Немочь наваливается отовсюду. В особицу ничто не страждет: ни голова, ни грудь, ни нош — страждет все вместе, каждая фибра, каждая клетка, словно придавлен, превращен в червя многотонной могильной плитой, и сохранилась лишь единственная способность — впитывать эту тяжесть и вызываемую ею муку. Накатывает апокалипсический страх. Глаза застилает сыпучим туманом. Остатки сознания устремлены на то, чтобы не потерять достоинства: не закричать, не унизиться как-нибудь по-другому. Остатками сознания ищу я в пыльном тумане мерцающее окно и еще раз взвешиваю свои возможности. Смогу ли одним махом вырвать решетку? Не ошибусь ли окном? Их несколько, но только под средним на улице острыми углами скалится груда камней, которые поспособствуют осуществить замышленное наверняка… Это отчаивается во Мне прораб. Его запальчиво урезонивает летчик. Падет позор не на одну твою голову. Вспомни Монтеня, Сплоховал в схватке со смертью — осрамил всю жизнь. Хоть, и всесильна смерть, но и перед ней не надо шапку ломать. Легко биться с равными, побейся с ней, неравной самодержицей, авось зауважает.

Но где взять силы, чтобы не сдаваться и биться до конца? Они уже истончились в ниточку, на живульке держатся.

Из зги, из тумана наплывают чьи-то слова: забыть себя. Кто-то что-то сказал по этому поводу очень важное. Напрягшись, сначала вытягиваю имя: Лев Толстой, а потом и всю его мысль: в человека вложена бесконечная, не только моральная, но и физическая сила, но вместе с тем на эту силу наложен ужасный тормоз — любовь к себе или, скорее, память о себе, которая производит бессилие…

Но как перестать любить себя?
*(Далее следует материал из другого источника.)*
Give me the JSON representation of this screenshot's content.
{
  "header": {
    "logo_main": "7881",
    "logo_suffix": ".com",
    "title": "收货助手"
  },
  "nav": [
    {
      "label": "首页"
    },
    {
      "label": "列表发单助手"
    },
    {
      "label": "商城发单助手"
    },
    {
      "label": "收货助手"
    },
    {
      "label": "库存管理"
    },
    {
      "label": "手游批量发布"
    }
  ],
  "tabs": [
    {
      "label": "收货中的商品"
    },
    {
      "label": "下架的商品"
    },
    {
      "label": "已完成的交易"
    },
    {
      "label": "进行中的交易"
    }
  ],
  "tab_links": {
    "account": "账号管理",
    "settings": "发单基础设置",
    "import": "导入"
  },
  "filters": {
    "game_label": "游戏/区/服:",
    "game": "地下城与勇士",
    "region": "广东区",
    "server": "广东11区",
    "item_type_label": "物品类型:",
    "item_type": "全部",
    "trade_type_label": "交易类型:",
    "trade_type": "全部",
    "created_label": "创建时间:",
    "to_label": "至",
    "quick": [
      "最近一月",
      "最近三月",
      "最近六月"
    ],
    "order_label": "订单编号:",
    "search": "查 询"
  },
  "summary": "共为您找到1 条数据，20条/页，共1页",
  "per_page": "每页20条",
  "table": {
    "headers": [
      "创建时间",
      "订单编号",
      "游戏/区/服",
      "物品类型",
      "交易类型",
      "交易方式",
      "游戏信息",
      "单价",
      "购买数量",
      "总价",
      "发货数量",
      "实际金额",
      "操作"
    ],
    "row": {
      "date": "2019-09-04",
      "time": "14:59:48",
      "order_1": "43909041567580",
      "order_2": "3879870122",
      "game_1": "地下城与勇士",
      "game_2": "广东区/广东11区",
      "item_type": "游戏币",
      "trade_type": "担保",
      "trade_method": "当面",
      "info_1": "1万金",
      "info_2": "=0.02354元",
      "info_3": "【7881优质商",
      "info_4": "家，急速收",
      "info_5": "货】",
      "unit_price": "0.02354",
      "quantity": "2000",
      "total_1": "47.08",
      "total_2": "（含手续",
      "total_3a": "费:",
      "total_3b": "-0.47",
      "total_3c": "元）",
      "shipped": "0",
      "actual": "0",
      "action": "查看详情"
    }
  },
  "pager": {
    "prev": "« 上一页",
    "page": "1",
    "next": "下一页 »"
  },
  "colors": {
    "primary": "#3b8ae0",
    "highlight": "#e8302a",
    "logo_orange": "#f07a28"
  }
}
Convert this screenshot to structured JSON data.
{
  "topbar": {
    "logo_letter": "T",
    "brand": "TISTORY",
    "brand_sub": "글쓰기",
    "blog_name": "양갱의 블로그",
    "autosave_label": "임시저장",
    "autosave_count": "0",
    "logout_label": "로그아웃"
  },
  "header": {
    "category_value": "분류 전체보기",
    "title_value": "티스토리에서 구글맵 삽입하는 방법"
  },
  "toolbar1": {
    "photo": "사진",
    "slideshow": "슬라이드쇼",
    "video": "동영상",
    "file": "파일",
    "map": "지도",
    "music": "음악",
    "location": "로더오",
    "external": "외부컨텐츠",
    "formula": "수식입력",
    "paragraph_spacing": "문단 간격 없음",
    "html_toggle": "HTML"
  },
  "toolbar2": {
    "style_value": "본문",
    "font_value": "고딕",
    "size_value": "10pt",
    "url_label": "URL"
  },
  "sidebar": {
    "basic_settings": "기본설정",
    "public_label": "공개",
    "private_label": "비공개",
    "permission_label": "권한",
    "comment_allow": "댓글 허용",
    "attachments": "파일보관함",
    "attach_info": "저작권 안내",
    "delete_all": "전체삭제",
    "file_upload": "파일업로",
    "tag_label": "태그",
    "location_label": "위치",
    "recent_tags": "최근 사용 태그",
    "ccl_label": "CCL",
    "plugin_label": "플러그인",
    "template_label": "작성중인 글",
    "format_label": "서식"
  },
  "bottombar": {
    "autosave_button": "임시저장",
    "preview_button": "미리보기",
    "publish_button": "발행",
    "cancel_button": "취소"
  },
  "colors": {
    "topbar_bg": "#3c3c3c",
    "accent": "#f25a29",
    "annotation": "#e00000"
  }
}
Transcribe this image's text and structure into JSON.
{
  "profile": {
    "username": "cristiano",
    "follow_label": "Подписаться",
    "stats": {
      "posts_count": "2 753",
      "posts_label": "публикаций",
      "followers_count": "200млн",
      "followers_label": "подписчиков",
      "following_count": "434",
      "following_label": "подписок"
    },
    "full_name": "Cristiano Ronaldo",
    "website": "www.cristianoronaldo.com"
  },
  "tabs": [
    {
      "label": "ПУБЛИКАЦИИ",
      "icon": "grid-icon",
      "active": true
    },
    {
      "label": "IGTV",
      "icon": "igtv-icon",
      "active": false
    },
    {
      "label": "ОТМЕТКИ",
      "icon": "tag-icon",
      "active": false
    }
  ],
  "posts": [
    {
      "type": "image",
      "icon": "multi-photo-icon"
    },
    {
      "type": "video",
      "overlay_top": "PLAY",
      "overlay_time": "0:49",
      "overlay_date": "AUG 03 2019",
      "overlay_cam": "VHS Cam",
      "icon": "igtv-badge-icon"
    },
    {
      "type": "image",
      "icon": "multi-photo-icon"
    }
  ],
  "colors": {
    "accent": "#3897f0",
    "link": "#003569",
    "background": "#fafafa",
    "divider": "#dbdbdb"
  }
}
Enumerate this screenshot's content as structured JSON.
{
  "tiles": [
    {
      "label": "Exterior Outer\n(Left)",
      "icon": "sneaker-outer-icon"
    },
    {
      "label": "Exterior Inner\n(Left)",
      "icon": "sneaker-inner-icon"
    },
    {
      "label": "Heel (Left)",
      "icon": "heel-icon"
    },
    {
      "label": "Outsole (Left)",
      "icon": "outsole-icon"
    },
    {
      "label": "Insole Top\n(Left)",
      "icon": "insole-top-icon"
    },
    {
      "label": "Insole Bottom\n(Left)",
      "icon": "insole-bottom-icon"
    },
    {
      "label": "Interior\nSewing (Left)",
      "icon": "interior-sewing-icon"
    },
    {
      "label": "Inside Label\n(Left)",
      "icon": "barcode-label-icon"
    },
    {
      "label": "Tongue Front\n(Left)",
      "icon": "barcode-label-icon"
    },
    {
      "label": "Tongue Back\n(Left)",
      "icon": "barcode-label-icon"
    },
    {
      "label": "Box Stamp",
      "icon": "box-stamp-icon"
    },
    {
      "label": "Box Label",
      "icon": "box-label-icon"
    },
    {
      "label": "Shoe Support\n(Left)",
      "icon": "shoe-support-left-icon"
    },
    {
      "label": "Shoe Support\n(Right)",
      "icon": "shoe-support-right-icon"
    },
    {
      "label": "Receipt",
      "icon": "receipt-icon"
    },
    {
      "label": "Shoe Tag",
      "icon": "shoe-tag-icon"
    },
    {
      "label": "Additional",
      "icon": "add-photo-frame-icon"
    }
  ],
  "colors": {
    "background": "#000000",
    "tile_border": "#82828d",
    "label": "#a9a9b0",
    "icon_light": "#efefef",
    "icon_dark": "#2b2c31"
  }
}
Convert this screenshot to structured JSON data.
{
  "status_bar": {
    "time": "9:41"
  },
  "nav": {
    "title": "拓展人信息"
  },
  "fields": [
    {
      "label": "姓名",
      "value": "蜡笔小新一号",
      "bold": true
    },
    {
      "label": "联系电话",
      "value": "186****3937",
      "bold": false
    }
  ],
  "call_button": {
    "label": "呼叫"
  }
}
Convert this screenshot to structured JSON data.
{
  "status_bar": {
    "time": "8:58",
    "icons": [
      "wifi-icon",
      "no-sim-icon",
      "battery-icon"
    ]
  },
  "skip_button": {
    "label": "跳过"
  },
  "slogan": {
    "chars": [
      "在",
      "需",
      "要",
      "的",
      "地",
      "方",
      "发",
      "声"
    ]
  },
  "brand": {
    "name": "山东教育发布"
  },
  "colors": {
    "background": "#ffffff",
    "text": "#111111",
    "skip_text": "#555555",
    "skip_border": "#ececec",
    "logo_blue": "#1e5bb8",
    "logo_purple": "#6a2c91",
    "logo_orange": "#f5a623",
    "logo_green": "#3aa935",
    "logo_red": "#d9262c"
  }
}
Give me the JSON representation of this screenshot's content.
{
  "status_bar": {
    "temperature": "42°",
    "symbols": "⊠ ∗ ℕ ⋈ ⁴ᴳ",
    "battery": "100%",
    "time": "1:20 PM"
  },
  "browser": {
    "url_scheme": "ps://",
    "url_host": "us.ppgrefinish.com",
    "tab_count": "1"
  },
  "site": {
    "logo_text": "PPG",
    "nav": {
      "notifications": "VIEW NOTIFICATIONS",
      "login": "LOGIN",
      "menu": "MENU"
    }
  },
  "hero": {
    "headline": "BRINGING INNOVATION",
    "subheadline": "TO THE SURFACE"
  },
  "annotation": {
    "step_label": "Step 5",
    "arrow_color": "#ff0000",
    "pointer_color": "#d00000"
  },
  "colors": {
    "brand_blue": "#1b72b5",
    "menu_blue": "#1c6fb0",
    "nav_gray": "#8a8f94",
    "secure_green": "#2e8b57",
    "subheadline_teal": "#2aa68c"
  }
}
Свою физическую суть не любить просто. Случалось, я не любил ее, будучи совершенно здоровым. Но как не любить то, что ее наполняет, — дочерей и маму, работу и самую любовь, леса и воздух, реки и горы? Одно предположение, что никогда больше не напишу ни строчки, повергает в горестную кручину. Значит, надо забыть и то, что собирался написать и не написал…

Однако толстовская мысль малым краешком мною уже пережита. Во время болезни я похоронил маму. Ту маму, которая в упомянутое здесь утро моей жизни сладко обласкала меня по голым ягодицам сыромятным чересседельником. Теперь век бы не устал от таких ласк. Я горько скорбел над ее гробом и горько радовался тому, что больше не увидит моей немощи, лишившей ее последних надежд. Она унесла с собой часть моей живой любви и тем самым сделала меня чуть сильнее и свободнее в выборе.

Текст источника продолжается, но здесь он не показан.